Paola se sentó en el sofá frente a él y sorbió la taza de café. Cruzó sus largas y esbeltas piernas y Julián se sintió cohibido ante la desnudez que exhibía. Se oyó el ruido de la ducha en una de las habitaciones. Reparó en que en el salón había varios post-it de diferentes colores y enganchados por todas partes; varios de color amarillo sobre la larga estantería de madera que cubría todo el paño de una de las paredes, donde los libros se apilaban hasta en tres hileras; dos azules sobre la mesita donde tomaban el café; uno de color anaranjado en la lámpara metálica de pie y otro más del mismo color en el respaldo de una de las cuatro sillas de la mesa del comedor. Sintió curiosidad y preguntó:

—¿Qué apuntáis en los post-it?

—Es cosa mía. Leire dice que estoy como un cencerro, pero es la manera de que las cosas funcionen cuando compartes un piso con alguien. Los amarillos son recordatorios para mí: buscar un libro, citas que no debo olvidar aunque estén en mi agenda, y hasta recordatorios de que he de comprar tampones… Los azules son para Leire: cosas de las que hemos convenido que se ocuparía ella y le recuerdo constantemente. Este, por ejemplo, lleva aquí una semana. —Tomó uno de los que estaban sobre la mesita del café—. ¿Ves? Todos tienen su fecha. Quedó en que ella se ocupaba de llamar al servicio de reparación del lavavajillas y llevo lavando platos a mano diez días…

—¿Y los de color naranja? —preguntó divertido Julián.

—Ah, esos de ahí, ¡jaja! Esos son peligrosos. Esos solo los pego cuando estoy enfadada o se trata de algo muy urgente que requiere actuación inmediata. Suelen durar horas o pocos días, pero es mi manera de decirle que eso no se hace o que ya está bien y que todo tiene un límite.

—El de la lámpara de pie…

—Ese lo renuevo continuamente. Ayer me dejó plantada en el Luz de Gas, hace unos días no acudió a una cena con amigos que había montado ella misma porque dijo que tú la llamaste para tomar una copa… En fin, quiero mucho a Leire, pero es un pequeño desastre y no he de dejar de decírselo.

—Es un curioso lenguaje este de los post-it —reflexionó Julián en voz alta.
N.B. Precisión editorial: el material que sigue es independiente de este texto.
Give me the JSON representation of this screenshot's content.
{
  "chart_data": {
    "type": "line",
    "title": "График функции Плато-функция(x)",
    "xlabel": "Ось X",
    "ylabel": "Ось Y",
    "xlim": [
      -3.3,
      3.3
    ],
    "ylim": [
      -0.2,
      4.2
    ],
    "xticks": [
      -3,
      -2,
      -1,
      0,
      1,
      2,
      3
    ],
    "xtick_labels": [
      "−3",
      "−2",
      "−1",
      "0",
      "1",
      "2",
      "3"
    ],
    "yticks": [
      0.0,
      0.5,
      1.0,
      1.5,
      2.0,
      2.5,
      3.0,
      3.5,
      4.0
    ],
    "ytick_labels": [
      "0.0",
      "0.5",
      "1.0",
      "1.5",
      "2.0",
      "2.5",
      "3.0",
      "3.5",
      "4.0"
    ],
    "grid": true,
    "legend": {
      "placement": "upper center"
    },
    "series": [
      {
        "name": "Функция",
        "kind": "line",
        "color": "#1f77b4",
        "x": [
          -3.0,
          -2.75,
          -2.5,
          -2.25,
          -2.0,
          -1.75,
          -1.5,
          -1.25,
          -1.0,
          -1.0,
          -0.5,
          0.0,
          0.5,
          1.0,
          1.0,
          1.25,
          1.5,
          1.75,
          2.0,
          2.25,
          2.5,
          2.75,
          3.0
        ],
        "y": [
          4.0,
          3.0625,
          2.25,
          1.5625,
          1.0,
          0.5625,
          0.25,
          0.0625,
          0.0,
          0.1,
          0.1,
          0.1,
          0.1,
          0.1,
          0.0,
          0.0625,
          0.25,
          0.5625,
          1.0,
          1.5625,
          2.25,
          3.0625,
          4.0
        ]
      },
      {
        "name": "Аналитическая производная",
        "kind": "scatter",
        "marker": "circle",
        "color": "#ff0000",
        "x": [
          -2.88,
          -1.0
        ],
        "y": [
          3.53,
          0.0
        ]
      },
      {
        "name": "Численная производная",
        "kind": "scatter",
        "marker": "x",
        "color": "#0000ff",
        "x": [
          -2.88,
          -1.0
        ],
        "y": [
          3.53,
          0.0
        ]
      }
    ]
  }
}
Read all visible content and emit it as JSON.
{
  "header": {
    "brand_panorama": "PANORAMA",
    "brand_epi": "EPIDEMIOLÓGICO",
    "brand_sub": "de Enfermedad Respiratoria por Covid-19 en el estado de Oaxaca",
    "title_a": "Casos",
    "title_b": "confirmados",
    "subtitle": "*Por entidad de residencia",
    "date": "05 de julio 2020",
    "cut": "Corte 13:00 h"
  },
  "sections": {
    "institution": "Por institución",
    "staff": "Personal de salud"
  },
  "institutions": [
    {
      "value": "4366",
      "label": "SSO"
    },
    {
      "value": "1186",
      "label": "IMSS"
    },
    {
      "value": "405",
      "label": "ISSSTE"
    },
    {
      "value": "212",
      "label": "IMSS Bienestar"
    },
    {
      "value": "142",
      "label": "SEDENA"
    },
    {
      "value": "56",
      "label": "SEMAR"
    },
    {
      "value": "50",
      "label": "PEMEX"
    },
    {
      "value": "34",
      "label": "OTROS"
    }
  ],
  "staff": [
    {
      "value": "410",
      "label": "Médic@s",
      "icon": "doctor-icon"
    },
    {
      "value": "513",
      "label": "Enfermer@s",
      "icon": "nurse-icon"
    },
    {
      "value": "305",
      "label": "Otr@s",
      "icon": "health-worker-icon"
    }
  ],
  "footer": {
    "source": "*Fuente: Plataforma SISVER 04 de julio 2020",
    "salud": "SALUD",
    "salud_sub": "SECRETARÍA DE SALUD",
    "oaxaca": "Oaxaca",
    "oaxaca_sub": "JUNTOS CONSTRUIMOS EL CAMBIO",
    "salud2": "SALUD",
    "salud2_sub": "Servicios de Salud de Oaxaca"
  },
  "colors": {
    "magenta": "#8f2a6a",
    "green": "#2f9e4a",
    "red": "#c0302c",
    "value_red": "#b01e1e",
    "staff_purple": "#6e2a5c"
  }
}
—¿Tú también crees que estoy chiflada? Me lo enseñó mi madre. En casa, de pequeños, no había nunca gritos: mis hermanos y yo íbamos a golpe de post-it: lavarse las manos antes de comer, llegar no más tarde de las diez los sábados que salía, encuadernar los libros del colegio, llamar a la abuela… Una vez hechas las tareas que nos escribía, ella misma los destruía y los renovaba por otros. Resultaba hasta divertido, salvo que…

De repente Paola se puso seria.

—¿Salvo qué? —preguntó Julián.

—Un día empecé a ver post-it de color naranja, ya sabes, los que significan peligro. Los colocaba en la habitación de matrimonio para que los viera mi padre: eran para él. Yo me colaba y los leía, aunque no los entendía bien. Mi madre le decía que estaba harta de él. Se los pegaba en el maletín cuando iba al trabajo y hasta sobre la taza del café con leche en el desayuno. Un día nos explicó que se iban a divorciar. Mi padre se había liado con una mujer más joven… ya ves. A partir de ese momento mi madre escribía todas sus reglas y órdenes en adhesivos naranjas: se le amargó el carácter y siempre estaba huraña, aunque nunca nos alzó la voz. ¡Vaya! ¡Creo que esto da para un cuento y hasta para una novela! No sé por qué te lo estoy contando.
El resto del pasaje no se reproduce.